By Dhananjay Sinha
Dhananjay Sinha, CEO and Co-Head of Institutional Equities at Systematix Group, has over 25 years of experience in macroeconomics, strategy, and equity research. A prolific writer, Dhananjay is known for his data-driven views on markets, sectors, and cycles.
February 28, 2025 at 4:13 AM IST
The Reserve Bank of India's decision to reverse its November 2023 risk-weight norms for bank lending to non-banking financial companies and microfinance institutions does not come as a surprise. In its last monetary policy announcement, the RBI acknowledged that the cost of regulation was outweighing its objectives of efficiency.
However, beneath the veneer of regulatory easing lies a tacit admission: the central bank’s incremental approach is struggling to reconcile conflicting pressures from a depreciating rupee and tightening liquidity.
Regulatory Reversal
In November 2023, the RBI imposed a 25% incremental risk weight on bank loans to NBFCs and MFIs to temper overheated retail lending. The move achieved its aim—perhaps more decisively than intended. Bank credit growth to NBFCs slowed from 19% in November 2023 to 6.7% by December 2024. For NBFCs excluding housing finance companies, which account for 80% of the sector, the slowdown was more pronounced, from 30% to 9.3%. By the second quarter of 2024-25, overall NBFC credit expansion, excluding HFCs and core investment companies, declined to 16% from 22.1% a year earlier. MFIs followed suit, easing to 21.8% from 29% a year ago.
The latest easing provides relief to NBFCs and MFIs by improving access to bank credit. However, it raises pertinent questions.
These measures had also targeted consumer credit risks via higher weights on unsecured loans. Yet, the current relaxation applies solely to NBFCs and MFIs. The RBI’s rationale remains unclear—is this a liquidity triage or a growth stimulus?
While framed as growth-enabling, the timing underscores urgent currency concerns. The rupee’s slide to 87-88 levels against the dollar has disrupted NBFC strategies. With domestic credit constrained, NBFCs turned to external commercial borrowings, supported by the RBI’s exchange rate stance.
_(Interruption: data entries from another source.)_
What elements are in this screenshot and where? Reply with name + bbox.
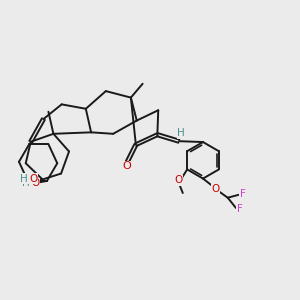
Text: O: O — [122, 161, 131, 172]
Text: O: O — [174, 175, 182, 185]
Text: F: F — [237, 204, 242, 214]
Text: H: H — [177, 128, 185, 138]
Text: H: H — [20, 174, 28, 184]
Text: O: O — [211, 184, 220, 194]
Text: O: O — [31, 178, 39, 188]
Text: O: O — [30, 174, 38, 184]
Text: H: H — [22, 178, 30, 188]
Text: F: F — [239, 189, 245, 199]
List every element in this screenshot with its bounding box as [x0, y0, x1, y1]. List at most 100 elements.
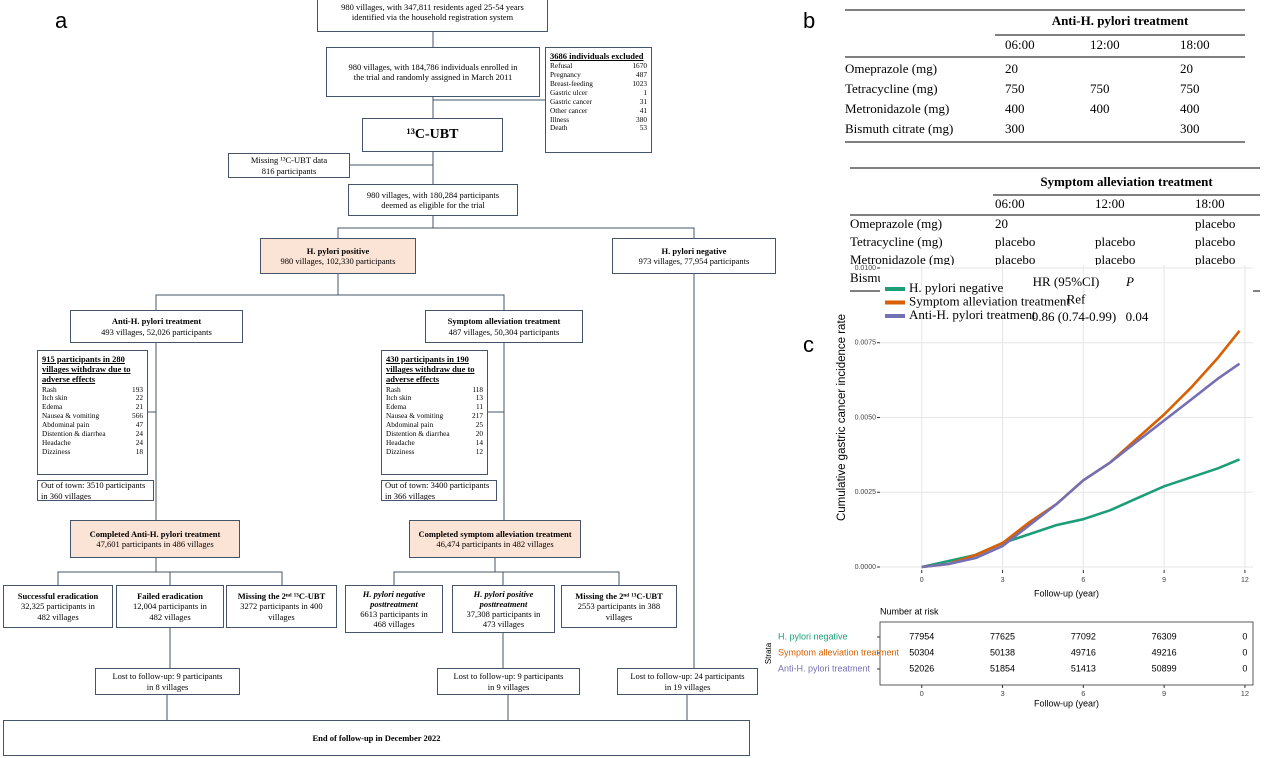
- table-header: Anti-H. pylori treatment: [1052, 13, 1189, 28]
- y-tick-label: 0.0000: [855, 564, 877, 571]
- table-cell: 750: [1005, 81, 1025, 96]
- annotation: P: [1125, 274, 1134, 289]
- flow-box: Completed Anti-H. pylori treatment 47,601…: [70, 520, 240, 558]
- flow-box: Successful eradication 32,325 participant…: [3, 585, 113, 628]
- flow-box: H. pylori negative 973 villages, 77,954 p…: [612, 238, 776, 274]
- list-row: Dizziness 12: [386, 447, 483, 457]
- table-cell: placebo: [1095, 234, 1135, 249]
- table-cell: 750: [1090, 81, 1110, 96]
- row-label: Tetracycline (mg): [850, 234, 943, 249]
- list-row: Abdominal pain 47: [42, 420, 143, 430]
- risk-title: Number at risk: [880, 606, 939, 616]
- legend-label: Anti-H. pylori treatment: [909, 307, 1036, 322]
- flow-box: Anti-H. pylori treatment 493 villages, 52…: [70, 310, 243, 343]
- box-text: Anti-H. pylori treatment: [111, 316, 202, 327]
- risk-count: 77092: [1071, 631, 1096, 641]
- risk-y-label: Strata: [764, 642, 773, 664]
- box-text: 473 villages: [482, 619, 525, 630]
- list-label: Dizziness: [42, 446, 71, 456]
- list-label: Illness: [550, 114, 570, 124]
- list-row: Headache 24: [42, 438, 143, 448]
- flow-box: Out of town: 3510 participants in 360 vil…: [37, 480, 154, 501]
- table-cell: placebo: [1195, 252, 1235, 267]
- list-title: 3686 individuals excluded: [550, 51, 644, 61]
- risk-count: 49716: [1071, 647, 1096, 657]
- list-value: 217: [472, 411, 483, 421]
- list-value: 20: [475, 429, 483, 439]
- list-label: Distention & diarrhea: [42, 429, 106, 439]
- box-text: 487 villages, 50,304 participants: [448, 326, 560, 337]
- flow-box: 980 villages, with 184,786 individuals e…: [326, 47, 540, 97]
- table-cell: 400: [1090, 101, 1110, 116]
- list-row: Headache 14: [386, 437, 483, 448]
- box-text: 482 villages: [149, 611, 191, 622]
- list-row: Distention & diarrhea 20: [386, 429, 483, 439]
- risk-x-label: Follow-up (year): [1034, 698, 1099, 708]
- x-axis-label: Follow-up (year): [1034, 588, 1099, 598]
- box-text: 47,601 participants in 486 villages: [96, 539, 214, 549]
- risk-frame: [879, 621, 1254, 686]
- box-text: 6613 participants in: [360, 609, 428, 619]
- box-text: 482 villages: [37, 611, 79, 622]
- y-tick-label: 0.0075: [855, 340, 877, 347]
- box-text: 980 villages, with 347,811 residents age…: [341, 1, 524, 12]
- list-value: 31: [639, 96, 647, 106]
- risk-count: 76309: [1152, 631, 1177, 641]
- row-label: Metronidazole (mg): [845, 101, 949, 116]
- x-tick-label: 6: [1081, 577, 1085, 584]
- connector: [393, 571, 620, 585]
- annotation: Ref: [1067, 291, 1086, 306]
- box-text: Successful eradication: [17, 591, 99, 602]
- risk-count: 51854: [990, 663, 1015, 673]
- flow-box: H. pylori negative posttreatment 6613 part…: [345, 585, 443, 633]
- box-text: 468 villages: [373, 619, 415, 630]
- box-text: villages: [605, 611, 633, 622]
- list-row: Dizziness 18: [42, 446, 143, 457]
- box-text: in 9 villages: [487, 681, 530, 692]
- list-row: Edema 11: [386, 402, 483, 412]
- y-tick-label: 0.0025: [855, 489, 877, 496]
- table-cell: 20: [1180, 61, 1193, 76]
- exclusion-box: 3686 individuals excluded Refusal 1670 Preg…: [545, 47, 652, 153]
- list-value: 11: [475, 402, 483, 412]
- risk-row-label: Symptom alleviation treatment: [778, 647, 900, 657]
- box-text: ¹³C-UBT: [406, 126, 459, 142]
- legend-label: H. pylori negative: [909, 280, 1003, 295]
- box-text: H. pylori positive: [306, 245, 370, 256]
- list-value: 193: [132, 384, 143, 394]
- list-row: Distention & diarrhea 24: [42, 429, 143, 439]
- flow-box: End of follow-up in December 2022: [3, 720, 750, 756]
- table-header: Symptom alleviation treatment: [1040, 174, 1213, 189]
- list-value: 21: [135, 402, 143, 412]
- flow-box: Out of town: 3400 participants in 366 vil…: [381, 480, 497, 501]
- box-text: Missing the 2ⁿᵈ ¹³C-UBT: [237, 591, 326, 602]
- list-row: Other cancer 41: [550, 105, 647, 116]
- box-text: 493 villages, 52,026 participants: [101, 326, 212, 337]
- box-text: in 366 villages: [385, 490, 436, 501]
- risk-count: 50304: [909, 647, 934, 657]
- list-title: 915 participants in 280 villages withdra…: [42, 354, 131, 385]
- list-row: Abdominal pain 25: [386, 420, 483, 430]
- panel-label: b: [803, 8, 815, 33]
- box-text: Lost to follow-up: 24 participants: [630, 671, 745, 682]
- list-label: Other cancer: [550, 105, 588, 115]
- list-value: 487: [636, 70, 647, 80]
- box-text: 46,474 participants in 482 villages: [436, 539, 554, 549]
- risk-count: 77625: [990, 631, 1015, 641]
- legend-label: Symptom alleviation treatment: [909, 293, 1070, 308]
- column-header: 12:00: [1095, 196, 1125, 211]
- column-header: 12:00: [1090, 37, 1120, 52]
- risk-count: 77954: [909, 631, 934, 641]
- list-label: Headache: [386, 437, 415, 447]
- table-cell: 400: [1005, 101, 1025, 116]
- x-tick-label: 9: [1162, 577, 1166, 584]
- table-cell: 300: [1005, 121, 1025, 136]
- box-text: 973 villages, 77,954 participants: [638, 256, 750, 266]
- list-value: 1023: [632, 78, 647, 88]
- risk-x-tick-label: 9: [1162, 689, 1166, 698]
- risk-x-tick-label: 3: [1000, 689, 1004, 698]
- list-value: 47: [135, 420, 143, 430]
- list-value: 1: [643, 87, 647, 97]
- list-value: 14: [475, 437, 483, 447]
This helped contain margin pressure amid slower lending growth.
ECB inflows surged to a nine-month average of $2 billion—a 129% rise since November 2023. However, the rupee’s rapid depreciation changed the dynamics—leading to higher debt servicing costs—eroding margins by 50-100 basis points between September 2023 and December 2024.
A Zero-Sum Game
As ECB borrowing got more expensive, NBFCs started looking towards domestic banks, which were constrained due to higher risk weights. But the relaxation of norms comes at a time when deposit growth lags credit expansion, pushing the credit-deposit ratio to a record 80.4%. Thus, switching back of NBFC funding from ECBs to domestic borrowing is intensifying the tightening liquidity further. By easing risk weights, the RBI aims to facilitate this transition. Yet the policy creates tensions: strained liquidity from the ECB switches would limit RBI’s ability to stabilise the rupee through dollar sales, compelling a sharper currency depreciation.
Despite RBI’s liquidity measures such as CRR cut, open market operations, bond purchases, and forex swaps, conditions remain taut. Even the 25-basis-point rate cut earlier this month failed to ease money market rates.
Notwithstanding these encumbrances, the solidifying acquiescence to policy accommodation indicates that RBI may be amenable to further regulatory easing.
The proposal to eliminate prepayment charges on retail loans, combined with income tax sops, suggests a broader attempt to stimulate leveraged consumption, particularly in urban areas facing income pressures. Possibly, the central bank may also relax the stringency on uncollateralised retail lending of banks and NBFCs.
However, these remain countercyclical responses to more profound structural constraints. The RBI’s actions assume India’s slowdown is cyclical, with potential growth still above 7%. Yet, structural headwinds —stagnant wages, shrinking household savings, and weak deposit growth—remain unaddressed.
As a result, the RBI’s accommodative policy stance and exchange rate rigidity are creating persistent distortions. Liquidity infusions address short-term imbalances, but do little to actually resolve employment concerns. Expanding retail credit amid peak household indebtedness risks worsening defaults, while inflating vulnerabilities rather than productivity.
The RBI’s regulatory shift reveals a central bank navigating competing imperatives: stabilising the rupee, reviving leveraged consumption, ensuring adequate liquidity and containing inflation. However, without addressing structural constraints, such measures could prove self-defeating for India’s long-term economic stability.